Mannion wrote out a straight query, and sent it. Again we waited for a reply.

It came, in a long windy paragraph stating that the Mancji found electrostatic baths amusing, and that “crystallization” had drained their tanks. They wanted a flow of electrons from us to replenish their supply.

“This sounds like a simple electric current they’re talking about, Captain,” Mannion said. “They want a battery charge.”

“They seem to have power to burn,” I said. “Why don’t they generate their own juice? Ask them; and find out where they learned Standard.”

Mannion sent again; the reply was slow in coming back. Finally we got it:

THE MANCJI DO NOT EMPLOY MASSIVE GENERATION-PIECE WHERE ACCUMULATOR-PIECE IS SUFFICIENT. THIS SIMPLE TRADE SPEECH IS OF OLD KNOWLEDGE. WE SELECT IT FROM SYMBOLS WE ARE PLEASED TO SENSE EMPATTERNED ON YOUR HULL.

That made some sort of sense, but I was intrigued by the reference to Standard as a trade language. I wanted to know where they had learned it. I couldn’t help the hope I started building on the idea that this giant knew our colony; the fact that they were using an antique version of the language, out of use for several centuries might mean they’d gotten it from Omega.

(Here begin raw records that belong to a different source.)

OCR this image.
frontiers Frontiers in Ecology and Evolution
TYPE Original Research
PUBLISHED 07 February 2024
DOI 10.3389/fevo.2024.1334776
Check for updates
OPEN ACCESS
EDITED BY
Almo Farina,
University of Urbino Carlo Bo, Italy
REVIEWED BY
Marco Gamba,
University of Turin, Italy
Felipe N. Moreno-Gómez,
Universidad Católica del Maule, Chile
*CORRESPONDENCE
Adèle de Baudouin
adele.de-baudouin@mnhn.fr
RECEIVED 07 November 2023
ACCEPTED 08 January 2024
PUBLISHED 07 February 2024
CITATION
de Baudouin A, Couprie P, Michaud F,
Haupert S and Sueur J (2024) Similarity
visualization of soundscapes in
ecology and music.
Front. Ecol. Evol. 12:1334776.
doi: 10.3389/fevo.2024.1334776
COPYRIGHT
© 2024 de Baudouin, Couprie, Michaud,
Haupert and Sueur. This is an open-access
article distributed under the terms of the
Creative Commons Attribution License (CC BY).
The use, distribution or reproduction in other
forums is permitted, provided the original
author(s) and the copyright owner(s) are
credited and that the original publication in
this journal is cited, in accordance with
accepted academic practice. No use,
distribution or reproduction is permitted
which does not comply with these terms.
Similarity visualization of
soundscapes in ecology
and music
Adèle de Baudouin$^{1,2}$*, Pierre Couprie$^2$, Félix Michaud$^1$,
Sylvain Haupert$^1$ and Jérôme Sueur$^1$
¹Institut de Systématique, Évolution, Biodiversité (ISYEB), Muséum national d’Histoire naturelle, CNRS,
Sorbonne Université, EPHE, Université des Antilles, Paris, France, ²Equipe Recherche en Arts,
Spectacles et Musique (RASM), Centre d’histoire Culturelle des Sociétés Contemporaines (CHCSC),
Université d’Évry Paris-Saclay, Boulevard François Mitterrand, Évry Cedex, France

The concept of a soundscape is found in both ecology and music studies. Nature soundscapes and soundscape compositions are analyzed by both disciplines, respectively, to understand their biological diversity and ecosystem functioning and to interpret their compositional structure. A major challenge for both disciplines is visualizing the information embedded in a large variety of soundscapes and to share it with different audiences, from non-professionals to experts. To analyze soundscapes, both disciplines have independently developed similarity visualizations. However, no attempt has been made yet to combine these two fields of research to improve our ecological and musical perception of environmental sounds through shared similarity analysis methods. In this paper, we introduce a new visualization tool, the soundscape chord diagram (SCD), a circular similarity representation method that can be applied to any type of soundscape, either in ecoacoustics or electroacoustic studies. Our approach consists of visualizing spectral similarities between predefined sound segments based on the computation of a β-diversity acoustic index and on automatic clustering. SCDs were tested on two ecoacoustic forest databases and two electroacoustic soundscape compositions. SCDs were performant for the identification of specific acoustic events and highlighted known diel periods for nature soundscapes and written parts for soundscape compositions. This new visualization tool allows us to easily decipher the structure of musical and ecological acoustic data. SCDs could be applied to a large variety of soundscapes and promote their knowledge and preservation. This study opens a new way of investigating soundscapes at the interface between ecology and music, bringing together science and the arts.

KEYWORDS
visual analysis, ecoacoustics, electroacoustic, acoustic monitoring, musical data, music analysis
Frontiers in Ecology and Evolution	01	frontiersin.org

I sent another query, but the reply was abrupt and told nothing except that Standard was of “old knowledge.”

Then Mannion entered a long technical exchange, getting the details of the kind of electric energy they wanted.

“We can give them what they want, no sweat, Captain,” he said after half an hour’s talk. “They want DC; 100 volt, 50 amp will do.”

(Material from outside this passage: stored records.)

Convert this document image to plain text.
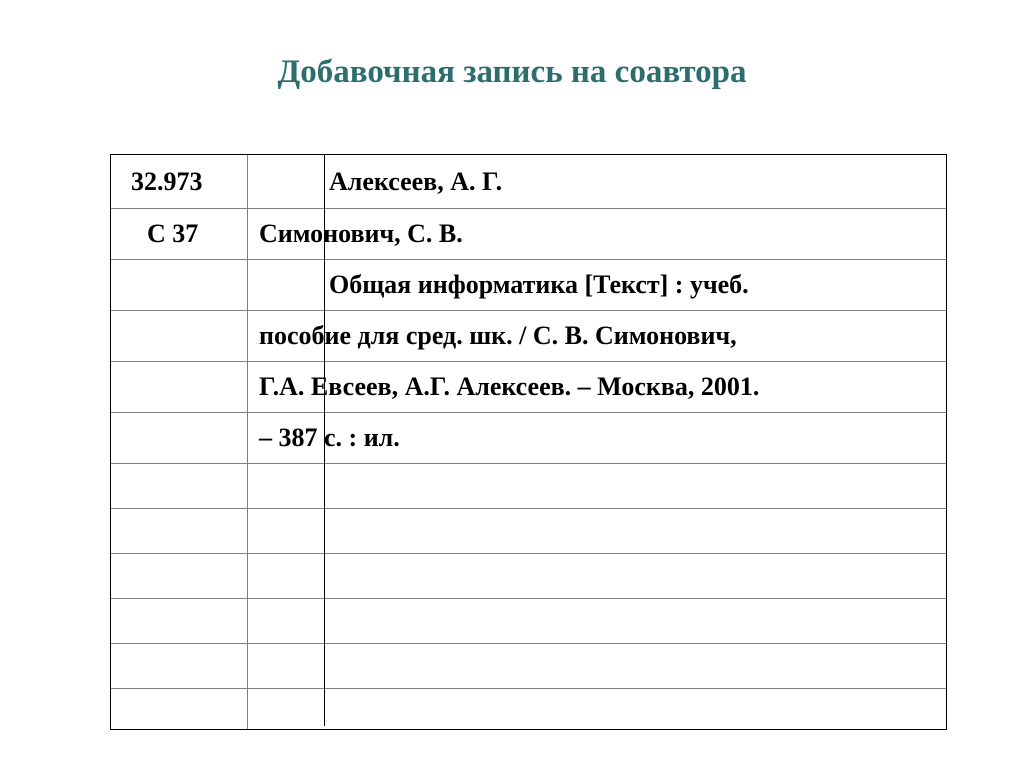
Добавочная запись на соавтора
32.973	Алексеев, А. Г.
С 37 Симонович, С. В.
Общая информатика [Текст] : учеб.
пособие для сред. шк. / С. В. Симонович,
Г.А. Евсеев, А.Г. Алексеев. – Москва, 2001.
– 387 с. : ил.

“Ask them to describe themselves,” I directed. I was beginning to get an idea.

Mannion sent, got his reply. “They’re molluscoid, Captain,” he said. He looked shocked. “They weigh about two tons each.”

“Ask them what they eat,” I said.

I turned to Joyce as Mannion worked over the message. “Get Kramer up here, on the double,” I ordered.

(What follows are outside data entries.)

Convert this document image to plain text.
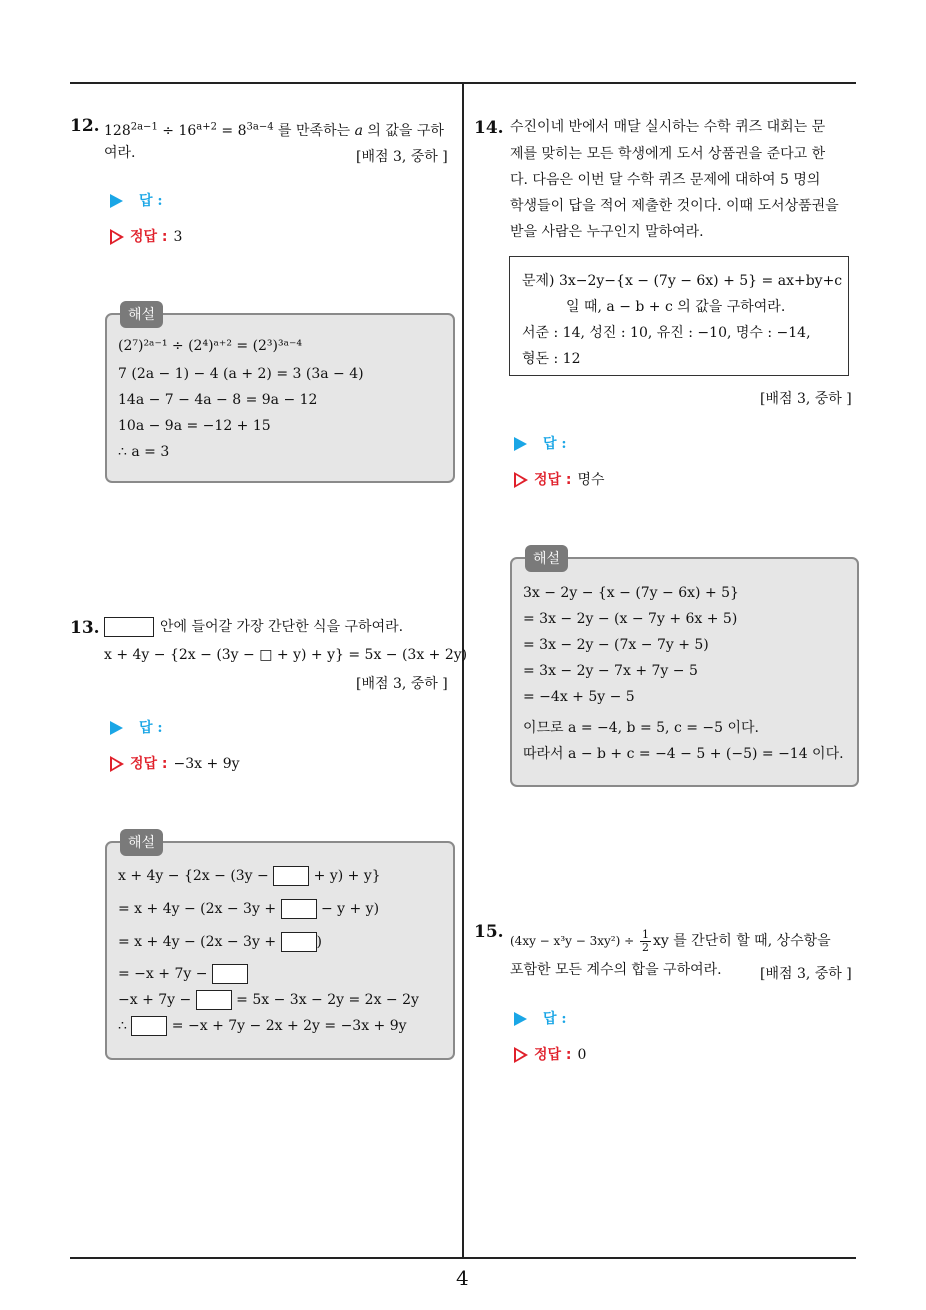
12. $128^{2a-1} \div 16^{a+2} = 8^{3a-4}$ 를 만족하는 a 의 값을 구하
여라.	[배점 3, 중하 ]
답 :
정답 : 3
해설
(2⁷)²ᵃ⁻¹ ÷ (2⁴)ᵃ⁺² = (2³)³ᵃ⁻⁴
7 (2a − 1) − 4 (a + 2) = 3 (3a − 4)
14a − 7 − 4a − 8 = 9a − 12
10a − 9a = −12 + 15
∴ a = 3
13.	안에 들어갈 가장 간단한 식을 구하여라.
x + 4y − {2x − (3y − □ + y) + y} = 5x − (3x + 2y)
[배점 3, 중하 ]
답 :
정답 : −3x + 9y
해설
x + 4y − {2x − (3y −	+ y) + y}
= x + 4y − (2x − 3y +	− y + y)
= x + 4y − (2x − 3y +	)
= −x + 7y −
−x + 7y −	= 5x − 3x − 2y = 2x − 2y
∴	= −x + 7y − 2x + 2y = −3x + 9y
14. 수진이네 반에서 매달 실시하는 수학 퀴즈 대회는 문
제를 맞히는 모든 학생에게 도서 상품권을 준다고 한
다. 다음은 이번 달 수학 퀴즈 문제에 대하여 5 명의
학생들이 답을 적어 제출한 것이다. 이때 도서상품권을
받을 사람은 누구인지 말하여라.
문제) 3x−2y−{x − (7y − 6x) + 5} = ax+by+c
일 때, a − b + c 의 값을 구하여라.
서준 : 14, 성진 : 10, 유진 : −10, 명수 : −14,
형돈 : 12
[배점 3, 중하 ]
답 :
정답 : 명수
해설
3x − 2y − {x − (7y − 6x) + 5}
= 3x − 2y − (x − 7y + 6x + 5)
= 3x − 2y − (7x − 7y + 5)
= 3x − 2y − 7x + 7y − 5
= −4x + 5y − 5
이므로 a = −4, b = 5, c = −5 이다.
따라서 a − b + c = −4 − 5 + (−5) = −14 이다.
15. $(4xy - x^3y - 3xy^2) \div \frac{1}{2}$ xy 를 간단히 할 때, 상수항을
포함한 모든 계수의 합을 구하여라.	[배점 3, 중하 ]
답 :
정답 : 0
4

Kramer came in five minutes later, looking drawn and rumpled. He stared at me sullenly.

“I’m releasing you from arrest temporarily on your own recognizance, Major,” I said. “I want you to study the reply to our last transmission, and tell me what you can do about it.”

“Why me?” Kramer said. “I don’t know what’s going on.” I didn’t answer him.

There was a long, tense, half-hour wait before Mannion copied out the reply that came in a stuttering nasal. He handed it to me.

The message was a recital of the indifference of the Mancji to biological processes of ingestion.

I told Kramer to write out a list of our dietary needs. I passed it to Mannion. “Ask them if they have fresh sources of these substances aboard.”